Когда Серпилин вышел, он сначала не увидел маленькой докторши, а потом увидел и улыбнулся. Она не ожидала, что он так быстро вернется, и, задумавшись о чем-то своем, чертя пальцем по колонне, бродила вокруг нее, как маленькая девочка.
– Неужели достали? – Она смущенно оторвалась от своего занятия.
– На, держи! – сказал он и протянул ей пропуск. – И учти: чем заранее придешь, тем лучшее место займешь. Прямо заходи в ложу, на первый стул садись и никого на свое место не пускай. Уже недолго до начала осталось! Прямо сейчас и иди.
– А вы? – удивленно спросила она. Она никак не ожидала, что он достанет билет только для нее.
– А мне утром обратно к себе на Донской фронт лететь…
– Так это же утром… – Ей очень хотелось, чтобы он пошел в театр вместе с нею, тем более что его слова насчет ложи и того, чтоб она никого не пускала на свое место, смутили ее.
– Не могу.
– А что такое, что у вас? Почему вы не можете? – с подсознательной тревогой спросила она, увидев его замкнувшееся лицо.
– Да нет, ничего, все нормально, – ответил он, совершенно не собираясь ни во что посвящать ее. И неожиданно для себя добавил: – Жена у меня умерла. С похорон иду.

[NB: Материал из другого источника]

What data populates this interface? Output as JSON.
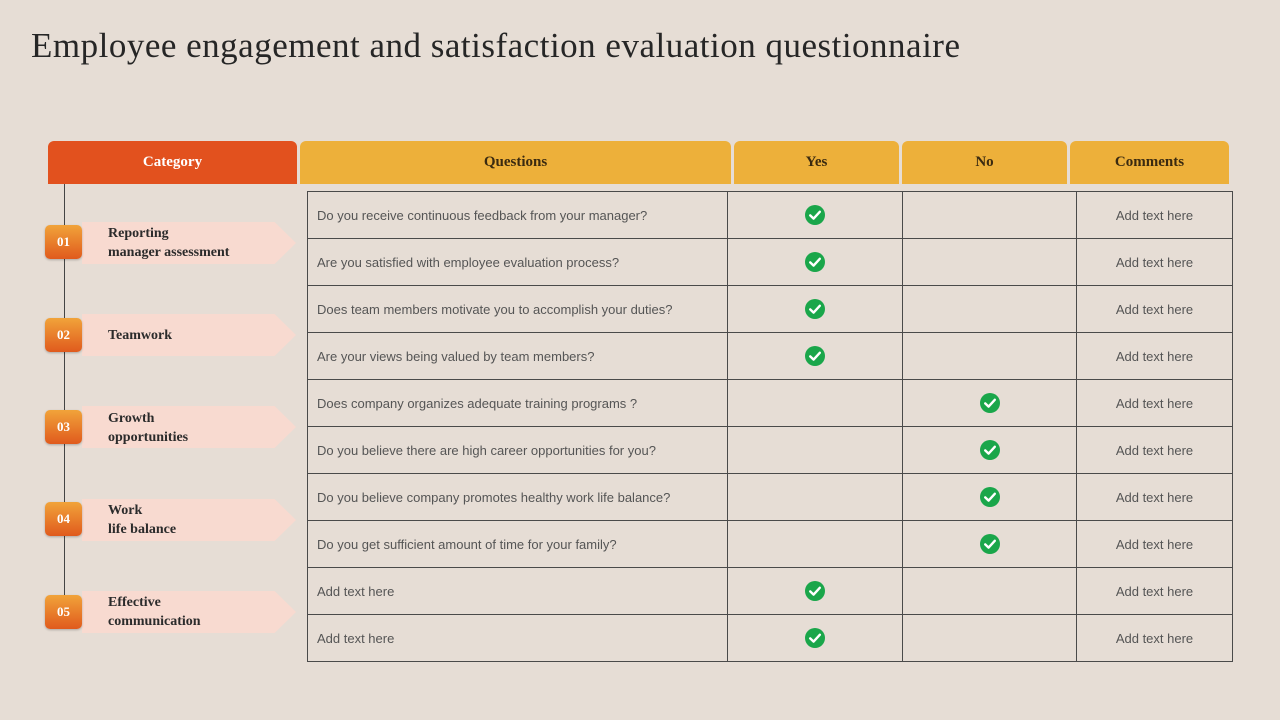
{
  "title": "Employee engagement and satisfaction evaluation questionnaire",
  "headers": {
    "category": "Category",
    "questions": "Questions",
    "yes": "Yes",
    "no": "No",
    "comments": "Comments"
  },
  "categories": [
    {
      "number": "01",
      "label": "Reporting\nmanager assessment"
    },
    {
      "number": "02",
      "label": "Teamwork"
    },
    {
      "number": "03",
      "label": "Growth\nopportunities"
    },
    {
      "number": "04",
      "label": "Work\nlife balance"
    },
    {
      "number": "05",
      "label": "Effective\ncommunication"
    }
  ],
  "colors": {
    "background": "#e6ddd5",
    "category_header": "#e2511e",
    "column_header": "#edb03a",
    "category_arrow": "#f8dad0",
    "check": "#1aa64a"
  },
  "rows": [
    {
      "question": "Do you receive continuous feedback  from your manager?",
      "answer": "yes",
      "comment": "Add text here"
    },
    {
      "question": "Are you satisfied with employee evaluation  process?",
      "answer": "yes",
      "comment": "Add text here"
    },
    {
      "question": "Does team members motivate you to accomplish your duties?",
      "answer": "yes",
      "comment": "Add text here"
    },
    {
      "question": "Are your views  being valued  by team members?",
      "answer": "yes",
      "comment": "Add text here"
    },
    {
      "question": "Does company organizes adequate training programs  ?",
      "answer": "no",
      "comment": "Add text here"
    },
    {
      "question": "Do you believe there are high career opportunities for you?",
      "answer": "no",
      "comment": "Add text here"
    },
    {
      "question": "Do you believe company promotes healthy work life balance?",
      "answer": "no",
      "comment": "Add text here"
    },
    {
      "question": "Do you get sufficient amount of time for your family?",
      "answer": "no",
      "comment": "Add text here"
    },
    {
      "question": "Add text here",
      "answer": "yes",
      "comment": "Add text here"
    },
    {
      "question": "Add text here",
      "answer": "yes",
      "comment": "Add text here"
    }
  ]
}
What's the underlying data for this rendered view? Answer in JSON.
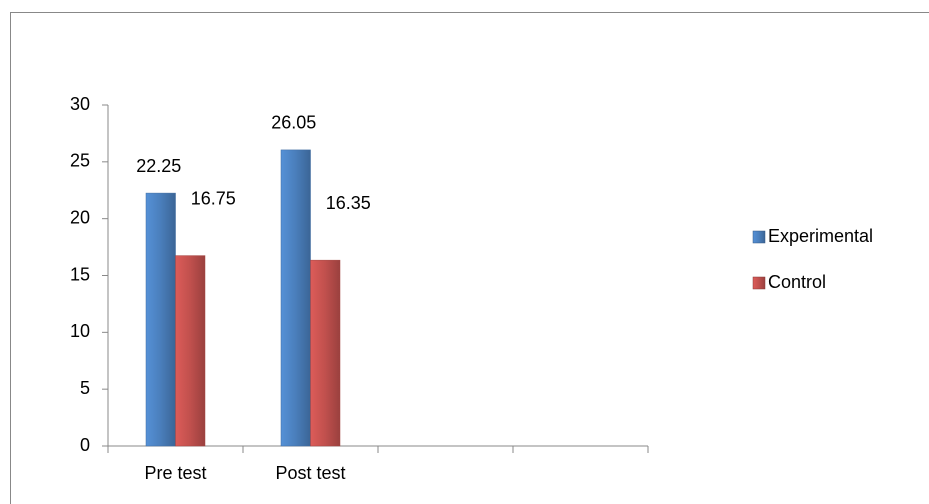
{
  "chart_data": {
    "type": "bar",
    "categories": [
      "Pre test",
      "Post test",
      null,
      null
    ],
    "series": [
      {
        "name": "Experimental",
        "color": "#4a7ebb",
        "values": [
          22.25,
          26.05,
          null,
          null
        ]
      },
      {
        "name": "Control",
        "color": "#c0504d",
        "values": [
          16.75,
          16.35,
          null,
          null
        ]
      }
    ],
    "ylim": [
      0,
      30
    ],
    "yticks": [
      0,
      5,
      10,
      15,
      20,
      25,
      30
    ],
    "grid": false,
    "legend": "right",
    "data_labels": true
  }
}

Она даже вскрикнула от этих слов и этого голоса – глухого, усталого, потерянного. Как будто этот голос только что был где-то высоко-высоко, на горе, и вдруг на глазах у нее упал и разбился на мелкие кусочки.
– Федор Федорович, как же это, как же это…
Она схватила его за руку и заглянула в глаза.
И он, глядя на эту молодую, чуть не заплакавшую от сочувствия к нему женщину, подумал о том, что ему, Серпилину, Федору Федоровичу, сорока восьми лет от роду, похоронившему сегодня свою жену, придется теперь жить одному и привыкать к своему одиночеству.
– Так вот, – сказал он вслух. – Зря сказал тебе, только расстроил. И говорить не собирался, сам даже не знаю, зачем сказал. Ладно, иди в театр. А мне пора.
Таня растерянно смотрела на него. Она только что, когда он сказал, что возвращается на Донской фронт, собиралась спросить его: как там сейчас в Сталинграде, когда же совсем освободят его? У нее даже мелькнула мысль попросить, чтоб он, когда у нее кончится отпуск на лечение, помог ей поехать на фронт туда, где он служит. Но после того, что он сказал, уже было нельзя ни задавать ему вопросов, ни говорить о себе и своей службе.
– Ну, иди, иди, – сказал он. И даже подтолкнул ее, словно предчувствовал: она собирается сказать ему, что не пойдет ни в какой театр.